Font Size:

She gifted him with a radiant smile. “Thank you, Roman.”

Dear God, she humbled him.

“Would you care for a cup of tea and toasted bread?” she asked. “My tea-making skills are fairly reliable and Dora told me how to toast the bread. I’d like to try her method. It doesn’t sound difficult. The loaf is fresh from your mother, so if the first piece is too black, you can eat it untoasted.”

“Who could have imagined the elegant Miss Charnock of London would be willing to toast bread?”

She blushed. “Wait until you’ve tasted my toast before you brag upon me.”

Leonie started toward the house but Roman, still holding her hand, pulled her back. She glanced to him.

“We will share a bed,” he said.
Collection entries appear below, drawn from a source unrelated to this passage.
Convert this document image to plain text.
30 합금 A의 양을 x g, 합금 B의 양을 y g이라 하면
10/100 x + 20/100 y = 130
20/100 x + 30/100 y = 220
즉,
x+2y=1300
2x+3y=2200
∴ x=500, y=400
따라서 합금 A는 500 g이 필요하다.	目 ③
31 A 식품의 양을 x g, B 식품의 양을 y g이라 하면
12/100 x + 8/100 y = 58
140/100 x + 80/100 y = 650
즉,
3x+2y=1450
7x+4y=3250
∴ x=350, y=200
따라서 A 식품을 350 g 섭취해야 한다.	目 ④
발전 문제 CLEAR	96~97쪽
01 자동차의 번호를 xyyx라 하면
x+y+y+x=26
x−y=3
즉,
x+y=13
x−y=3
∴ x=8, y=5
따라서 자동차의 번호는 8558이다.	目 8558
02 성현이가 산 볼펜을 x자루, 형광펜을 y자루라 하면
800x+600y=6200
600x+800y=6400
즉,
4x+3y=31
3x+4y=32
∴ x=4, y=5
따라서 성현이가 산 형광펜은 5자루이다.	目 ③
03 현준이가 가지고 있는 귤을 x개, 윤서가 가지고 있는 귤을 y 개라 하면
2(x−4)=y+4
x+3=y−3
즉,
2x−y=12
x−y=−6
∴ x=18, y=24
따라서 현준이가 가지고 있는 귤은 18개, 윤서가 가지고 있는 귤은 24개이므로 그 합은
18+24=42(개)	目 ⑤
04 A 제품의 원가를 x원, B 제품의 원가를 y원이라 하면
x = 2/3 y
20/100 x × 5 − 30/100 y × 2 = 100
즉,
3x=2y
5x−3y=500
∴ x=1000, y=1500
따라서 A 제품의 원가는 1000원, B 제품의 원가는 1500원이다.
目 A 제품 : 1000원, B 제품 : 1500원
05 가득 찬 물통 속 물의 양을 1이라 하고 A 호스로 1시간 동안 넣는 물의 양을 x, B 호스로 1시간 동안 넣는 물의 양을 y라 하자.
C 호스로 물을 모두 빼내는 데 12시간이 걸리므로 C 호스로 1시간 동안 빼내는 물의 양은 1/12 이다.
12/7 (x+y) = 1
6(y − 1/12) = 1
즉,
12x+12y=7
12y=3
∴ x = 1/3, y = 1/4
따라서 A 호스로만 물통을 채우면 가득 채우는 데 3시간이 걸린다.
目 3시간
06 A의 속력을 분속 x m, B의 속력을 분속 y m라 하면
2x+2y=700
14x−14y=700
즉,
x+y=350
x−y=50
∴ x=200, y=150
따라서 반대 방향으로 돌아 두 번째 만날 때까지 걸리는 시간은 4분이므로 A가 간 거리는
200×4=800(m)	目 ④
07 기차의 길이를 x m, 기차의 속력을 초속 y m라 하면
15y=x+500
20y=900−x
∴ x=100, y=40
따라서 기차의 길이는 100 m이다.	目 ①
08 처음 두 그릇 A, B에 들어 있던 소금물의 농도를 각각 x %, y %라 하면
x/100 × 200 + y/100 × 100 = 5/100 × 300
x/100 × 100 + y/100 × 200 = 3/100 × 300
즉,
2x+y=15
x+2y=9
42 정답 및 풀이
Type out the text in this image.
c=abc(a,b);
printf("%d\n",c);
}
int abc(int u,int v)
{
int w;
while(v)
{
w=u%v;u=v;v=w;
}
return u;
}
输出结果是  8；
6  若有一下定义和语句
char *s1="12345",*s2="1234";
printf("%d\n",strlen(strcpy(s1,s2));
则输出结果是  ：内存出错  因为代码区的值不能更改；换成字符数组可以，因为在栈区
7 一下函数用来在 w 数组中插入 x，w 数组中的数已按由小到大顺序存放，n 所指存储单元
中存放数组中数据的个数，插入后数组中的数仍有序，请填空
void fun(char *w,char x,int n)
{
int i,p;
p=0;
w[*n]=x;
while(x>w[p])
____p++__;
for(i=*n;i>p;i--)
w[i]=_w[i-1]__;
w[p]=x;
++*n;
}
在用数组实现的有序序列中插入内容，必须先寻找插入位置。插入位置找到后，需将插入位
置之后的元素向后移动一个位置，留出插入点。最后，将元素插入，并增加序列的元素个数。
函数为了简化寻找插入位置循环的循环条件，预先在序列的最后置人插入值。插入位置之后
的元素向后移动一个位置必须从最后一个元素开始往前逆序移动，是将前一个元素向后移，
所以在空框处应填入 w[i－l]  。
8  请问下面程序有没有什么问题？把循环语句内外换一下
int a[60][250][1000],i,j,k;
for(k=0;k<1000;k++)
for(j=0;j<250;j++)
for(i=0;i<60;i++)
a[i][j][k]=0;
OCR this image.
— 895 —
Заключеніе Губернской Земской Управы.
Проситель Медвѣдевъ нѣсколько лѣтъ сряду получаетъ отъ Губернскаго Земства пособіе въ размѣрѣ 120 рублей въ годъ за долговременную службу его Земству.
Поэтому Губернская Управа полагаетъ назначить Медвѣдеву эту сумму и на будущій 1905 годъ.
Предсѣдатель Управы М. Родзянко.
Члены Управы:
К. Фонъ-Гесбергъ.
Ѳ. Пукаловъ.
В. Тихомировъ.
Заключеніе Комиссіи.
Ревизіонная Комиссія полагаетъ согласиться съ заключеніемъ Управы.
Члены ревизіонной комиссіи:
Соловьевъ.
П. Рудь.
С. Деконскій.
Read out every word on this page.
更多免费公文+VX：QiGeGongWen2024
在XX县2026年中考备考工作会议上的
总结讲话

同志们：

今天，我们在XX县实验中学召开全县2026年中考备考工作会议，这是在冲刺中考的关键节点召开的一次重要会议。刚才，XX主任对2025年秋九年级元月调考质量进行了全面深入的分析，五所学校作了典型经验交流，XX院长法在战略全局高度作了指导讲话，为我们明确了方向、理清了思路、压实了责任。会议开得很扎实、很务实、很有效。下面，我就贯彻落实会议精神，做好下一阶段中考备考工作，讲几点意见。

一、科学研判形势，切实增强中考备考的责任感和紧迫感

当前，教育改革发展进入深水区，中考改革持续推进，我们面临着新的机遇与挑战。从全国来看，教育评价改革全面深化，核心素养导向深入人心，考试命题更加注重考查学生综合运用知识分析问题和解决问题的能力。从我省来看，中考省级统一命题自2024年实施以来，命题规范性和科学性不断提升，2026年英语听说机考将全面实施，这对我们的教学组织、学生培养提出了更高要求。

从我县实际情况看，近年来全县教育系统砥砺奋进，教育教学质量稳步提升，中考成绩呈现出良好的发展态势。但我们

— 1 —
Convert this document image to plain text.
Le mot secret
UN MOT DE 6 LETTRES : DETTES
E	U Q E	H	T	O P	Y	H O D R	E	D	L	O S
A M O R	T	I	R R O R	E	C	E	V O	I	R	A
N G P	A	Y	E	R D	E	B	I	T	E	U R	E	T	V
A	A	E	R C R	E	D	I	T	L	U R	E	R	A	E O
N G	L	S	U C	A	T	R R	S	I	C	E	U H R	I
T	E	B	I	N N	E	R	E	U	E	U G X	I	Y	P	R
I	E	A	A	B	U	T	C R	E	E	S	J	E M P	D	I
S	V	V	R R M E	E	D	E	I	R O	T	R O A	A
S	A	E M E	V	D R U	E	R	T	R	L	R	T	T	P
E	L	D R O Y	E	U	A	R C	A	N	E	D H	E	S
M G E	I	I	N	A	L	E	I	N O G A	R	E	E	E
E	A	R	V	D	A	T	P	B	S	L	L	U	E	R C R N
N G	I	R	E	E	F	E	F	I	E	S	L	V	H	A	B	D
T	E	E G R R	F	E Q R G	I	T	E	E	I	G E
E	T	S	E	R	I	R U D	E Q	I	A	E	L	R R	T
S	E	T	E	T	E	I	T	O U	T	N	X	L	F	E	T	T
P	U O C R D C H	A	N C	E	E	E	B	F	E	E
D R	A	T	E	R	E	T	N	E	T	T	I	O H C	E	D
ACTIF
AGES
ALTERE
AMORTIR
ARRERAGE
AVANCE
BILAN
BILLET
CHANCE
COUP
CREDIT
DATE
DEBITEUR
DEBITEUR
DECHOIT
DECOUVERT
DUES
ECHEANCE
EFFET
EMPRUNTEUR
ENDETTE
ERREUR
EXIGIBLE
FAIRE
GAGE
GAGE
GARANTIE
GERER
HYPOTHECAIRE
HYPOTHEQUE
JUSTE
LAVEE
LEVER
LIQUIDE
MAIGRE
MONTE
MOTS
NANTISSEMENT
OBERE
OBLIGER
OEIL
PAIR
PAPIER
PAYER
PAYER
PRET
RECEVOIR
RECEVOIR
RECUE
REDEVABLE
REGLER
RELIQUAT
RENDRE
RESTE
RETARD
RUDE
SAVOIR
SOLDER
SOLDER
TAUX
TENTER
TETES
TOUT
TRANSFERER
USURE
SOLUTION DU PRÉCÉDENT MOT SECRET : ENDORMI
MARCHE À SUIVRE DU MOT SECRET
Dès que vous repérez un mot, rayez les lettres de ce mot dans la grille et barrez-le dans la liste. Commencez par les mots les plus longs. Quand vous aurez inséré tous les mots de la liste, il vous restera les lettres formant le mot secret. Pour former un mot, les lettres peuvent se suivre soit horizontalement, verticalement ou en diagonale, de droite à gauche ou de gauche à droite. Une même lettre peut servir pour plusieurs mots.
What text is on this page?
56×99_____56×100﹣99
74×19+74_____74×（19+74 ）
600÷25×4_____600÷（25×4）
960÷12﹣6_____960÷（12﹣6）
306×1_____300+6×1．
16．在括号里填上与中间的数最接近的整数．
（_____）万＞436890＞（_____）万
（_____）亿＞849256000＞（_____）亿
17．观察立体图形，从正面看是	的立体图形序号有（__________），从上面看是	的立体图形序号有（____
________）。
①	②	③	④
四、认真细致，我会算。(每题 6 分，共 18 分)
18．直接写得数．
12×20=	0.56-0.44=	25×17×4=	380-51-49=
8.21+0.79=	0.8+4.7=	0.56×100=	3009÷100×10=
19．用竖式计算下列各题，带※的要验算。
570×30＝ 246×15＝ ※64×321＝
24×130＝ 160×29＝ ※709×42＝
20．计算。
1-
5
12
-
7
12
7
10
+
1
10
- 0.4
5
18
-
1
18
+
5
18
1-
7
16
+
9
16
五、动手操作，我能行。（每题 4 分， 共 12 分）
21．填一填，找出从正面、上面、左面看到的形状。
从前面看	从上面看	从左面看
Her lips parted as if to protest, but he continued. “Aye, we will. I’ll not do anything you don’t wish.” It would be damned hard not to touch her, but he could. “I’m tired of sleeping on that cot, Leonie. I want my bed.”

“And I can move?” Her chin had come up and a flash of fire lit her eye. “You are the one who left the bed, Roman. Not I.”

“That is true. I’m a fool.”

She looked down at their joined hands, and then her mood softened. She smiled.

He smiled back and, just like that, there was hope for them. It would take time. He understood. She was still fragile. She had set for herself a colossal task, one she must do for herself.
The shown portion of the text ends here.